Kiedy nadejdzie czas sadowników?
W kilku artykułach u nas ale też na innych portalach, pojawiły się wypowiedzi eksporterów, którzy sugerowali wystąpienie naprawdę całkiem niezłej koniunktury na jabłka od początku bieżącego roku. W różnych miejscach wypowiadali się przedstawiciele różnorakich firm handlowych, którzy wskazywali na spory popyt na owoce i uzyskiwanie zadowalających cen za nie. Jednocześnie komentujący te wypowiedzi producenci jabłek wskazują ciągle, że nie odczuwają tej dobrej koniunktury. Pod artykułem "Dobry czas dla eksporterów" pojawiło się ładne pytanie: "A kiedy będzie dobry czas dla sadowników?".
Podwyżki cen za jabłka w skupie, jakie nastąpiły od jesieni, wyrównują raczej koszty przechowywania, a nie są realnymi podwyżkami cen za jabłka. Jest to bardzo słuszny argument, podnoszony przez komentujących. Z jednej strony producenci narzekają na brak realnego wzrostu cen kupowanych jabłek, a z drugiej eksporterzy mówią o dobrej koniunkturze, jak jest naprawdę? Dlaczego wzrosty cen i dobry popyt nie przekładają się na realne wzrosty cen kupowanych przez sortownie jabłek?
Zwracałem uwagę na to wielokrotnie i będę powtarzał dalej: ponieważ sadownicy nie są uczestnikami rynku jabłek a więc zmiany cen produktu gotowego nie muszą mieć realnego przełożenia na zmiany cen surowca (jabłka w skrzyniach) oferowanego przez sadowników. Właśnie teraz – jak na dłoni – to widać. Czy trzeba jeszcze więcej dowodów? Model rynku, w którym sadownicy zajmują się tylko produkowaniem jabłek a inni organizują handel nimi, wyczerpał swoje możliwości rozwoju. Dziś zarabia ten producent, który jest w stanie sam znaleźć sobie odbiorcę, spakować swój produkt i go sprzedać. Cały czas doświadczamy też ciągłych narzekań sadowników, że nikt im nie chce płacić za poprawę jakości produkowanych przez nich owoców, więc w tę jakość nie widzą sensu inwestować. To jest kolejny aspekt tego samego problemu: ci, którzy znaleźli odbiorców i widzą co i za ile się sprzedaje, to nawet nie myślą o kwestionowaniu konieczności podnoszenia jakości jabłek, bo na tym zarabiają i widzą jak dużo tracą gdy muszą z sortowanej partii odrzucać zbyt wiele owoców.
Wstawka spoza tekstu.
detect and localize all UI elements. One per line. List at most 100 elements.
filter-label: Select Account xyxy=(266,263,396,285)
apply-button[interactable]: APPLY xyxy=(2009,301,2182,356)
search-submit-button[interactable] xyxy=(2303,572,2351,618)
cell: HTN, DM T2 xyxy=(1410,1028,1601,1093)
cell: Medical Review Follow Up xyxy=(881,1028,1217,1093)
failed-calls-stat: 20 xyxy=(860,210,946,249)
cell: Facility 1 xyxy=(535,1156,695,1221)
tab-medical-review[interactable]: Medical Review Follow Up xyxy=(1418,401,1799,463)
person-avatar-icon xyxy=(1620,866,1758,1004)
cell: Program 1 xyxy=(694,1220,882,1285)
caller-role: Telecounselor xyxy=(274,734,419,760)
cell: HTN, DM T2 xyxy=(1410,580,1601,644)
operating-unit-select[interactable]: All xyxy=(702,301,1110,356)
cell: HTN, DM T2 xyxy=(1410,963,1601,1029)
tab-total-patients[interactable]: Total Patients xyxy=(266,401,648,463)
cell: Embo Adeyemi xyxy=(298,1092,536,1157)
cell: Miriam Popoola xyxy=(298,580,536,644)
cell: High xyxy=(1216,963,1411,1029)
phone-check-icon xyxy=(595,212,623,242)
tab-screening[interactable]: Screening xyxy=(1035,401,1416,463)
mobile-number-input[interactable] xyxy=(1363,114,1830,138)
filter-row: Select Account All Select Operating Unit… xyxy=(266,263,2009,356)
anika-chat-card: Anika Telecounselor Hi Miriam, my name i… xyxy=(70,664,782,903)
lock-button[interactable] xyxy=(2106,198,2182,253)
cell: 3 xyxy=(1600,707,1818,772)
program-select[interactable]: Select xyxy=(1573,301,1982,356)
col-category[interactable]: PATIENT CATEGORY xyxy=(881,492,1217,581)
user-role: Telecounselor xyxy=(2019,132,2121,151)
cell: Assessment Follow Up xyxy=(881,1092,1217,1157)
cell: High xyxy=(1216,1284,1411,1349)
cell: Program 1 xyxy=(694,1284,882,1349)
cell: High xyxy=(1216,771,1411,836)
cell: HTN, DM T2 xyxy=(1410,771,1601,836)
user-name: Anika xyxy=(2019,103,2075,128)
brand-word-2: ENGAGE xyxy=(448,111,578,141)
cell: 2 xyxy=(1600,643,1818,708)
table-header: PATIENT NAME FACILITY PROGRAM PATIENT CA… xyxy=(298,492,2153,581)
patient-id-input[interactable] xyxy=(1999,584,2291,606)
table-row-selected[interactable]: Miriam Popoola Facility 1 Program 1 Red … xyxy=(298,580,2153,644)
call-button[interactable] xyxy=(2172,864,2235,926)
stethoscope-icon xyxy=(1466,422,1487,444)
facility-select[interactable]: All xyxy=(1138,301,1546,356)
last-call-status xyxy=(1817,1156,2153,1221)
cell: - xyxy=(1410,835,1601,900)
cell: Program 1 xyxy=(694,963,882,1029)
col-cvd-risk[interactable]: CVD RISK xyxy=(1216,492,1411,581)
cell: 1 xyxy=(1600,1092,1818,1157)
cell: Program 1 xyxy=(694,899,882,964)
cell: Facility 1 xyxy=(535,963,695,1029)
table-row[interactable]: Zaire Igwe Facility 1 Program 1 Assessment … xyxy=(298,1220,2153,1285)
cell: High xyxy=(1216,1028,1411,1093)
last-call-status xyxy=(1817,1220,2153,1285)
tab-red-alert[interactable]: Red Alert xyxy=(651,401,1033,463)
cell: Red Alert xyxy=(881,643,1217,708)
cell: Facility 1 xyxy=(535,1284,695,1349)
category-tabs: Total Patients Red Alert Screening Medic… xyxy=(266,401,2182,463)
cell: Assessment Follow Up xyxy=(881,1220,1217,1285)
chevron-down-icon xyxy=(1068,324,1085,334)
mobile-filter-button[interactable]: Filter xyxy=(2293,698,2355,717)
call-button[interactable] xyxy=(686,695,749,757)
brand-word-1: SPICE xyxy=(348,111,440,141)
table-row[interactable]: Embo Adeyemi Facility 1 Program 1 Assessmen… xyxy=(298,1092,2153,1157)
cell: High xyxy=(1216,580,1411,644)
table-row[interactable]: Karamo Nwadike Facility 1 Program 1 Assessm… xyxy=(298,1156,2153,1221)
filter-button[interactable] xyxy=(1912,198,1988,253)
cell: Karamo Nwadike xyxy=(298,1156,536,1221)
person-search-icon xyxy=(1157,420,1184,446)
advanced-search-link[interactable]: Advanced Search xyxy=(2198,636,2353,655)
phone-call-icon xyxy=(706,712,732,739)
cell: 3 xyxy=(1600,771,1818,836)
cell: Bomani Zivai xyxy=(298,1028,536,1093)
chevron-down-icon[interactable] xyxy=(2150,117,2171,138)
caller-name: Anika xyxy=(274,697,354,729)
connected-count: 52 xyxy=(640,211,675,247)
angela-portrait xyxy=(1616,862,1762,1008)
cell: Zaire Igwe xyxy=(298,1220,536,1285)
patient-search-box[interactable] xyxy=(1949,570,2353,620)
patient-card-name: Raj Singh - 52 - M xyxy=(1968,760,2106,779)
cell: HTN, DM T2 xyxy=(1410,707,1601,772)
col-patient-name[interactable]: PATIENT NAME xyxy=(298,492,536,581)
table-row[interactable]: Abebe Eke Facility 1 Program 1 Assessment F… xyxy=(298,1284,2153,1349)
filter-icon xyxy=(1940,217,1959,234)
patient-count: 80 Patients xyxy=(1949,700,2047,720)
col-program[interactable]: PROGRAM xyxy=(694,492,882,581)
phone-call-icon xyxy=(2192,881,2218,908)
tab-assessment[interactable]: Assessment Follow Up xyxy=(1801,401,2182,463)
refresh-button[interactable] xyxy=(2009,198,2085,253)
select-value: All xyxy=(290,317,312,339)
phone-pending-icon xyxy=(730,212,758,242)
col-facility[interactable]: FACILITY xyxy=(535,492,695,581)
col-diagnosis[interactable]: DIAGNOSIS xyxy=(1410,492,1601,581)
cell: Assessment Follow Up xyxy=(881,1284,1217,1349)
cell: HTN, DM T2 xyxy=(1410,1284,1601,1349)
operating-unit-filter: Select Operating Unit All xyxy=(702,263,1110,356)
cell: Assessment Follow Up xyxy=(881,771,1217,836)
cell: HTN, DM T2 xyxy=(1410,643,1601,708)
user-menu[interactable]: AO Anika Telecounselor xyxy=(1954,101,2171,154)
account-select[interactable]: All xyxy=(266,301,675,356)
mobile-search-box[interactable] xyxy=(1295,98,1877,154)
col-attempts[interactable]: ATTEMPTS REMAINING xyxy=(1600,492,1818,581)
Osobiście nie widzę innej możliwości przetrwania gospodarstw sadowniczych niż znalezienie sobie jakiegoś miejsca na tym rynku i klientów na swój towar. Naprawdę przyjemnie mi się patrzy na sadowników, którzy właśnie ładują Goldena na jakąś Hiszpanię czy Francję i biorą za to prawie 3 złote (cena jabłek w opakowaniu). Im nawet do głowy nie przyjdzie kwestionowanie potrzeby produkowania tych owoców od 70 mm. Z drugiej strony są ludzie, którzy jak mantrę powtarzają, że "jest masa, jest kasa", bo sprzedając swoje jabłka na sortowanie i dostając za nie naprawdę relatywnie niewielkie pieniądze, jedyną możliwość uzyskania większych zysków na produkcji owoców widzą w zwiększaniu tonażu. Rozumiem, że wielu to może boleć, bo nie poradzą sobie z samodzielną sprzedażą do Hiszpanii czy na Białoruś. Jednak patrząc na uzyskiwane ceny przez jednych i drugich a przede wszystkim patrząc na uzyskiwane zyski na kilogramie, w relacji do ponoszonych podobnych przecież kosztów, to ci drudzy stoją na straconej pozycji. Aktualna sytuacja rynkowa, tylko to potwierdza, kto oferuje produkt gotowy, ten cieszy się z dużego popytu i niezłych cen, kto dalej oferuje tylko jabłka w skrzyniach, ten utyskuje na niskie ceny i wyniki sortowania.
Komentarze
No i dokładnie tak jest. Podnieść cenę nawet za ekstra towar o bardzo dobrych parametrach to jest taki ból i takie chamstwo nie raz wychodzi ze strony kupujących, normalnie pogarda dla sadowników, że chcą coś lepiej jak proponuje ogół.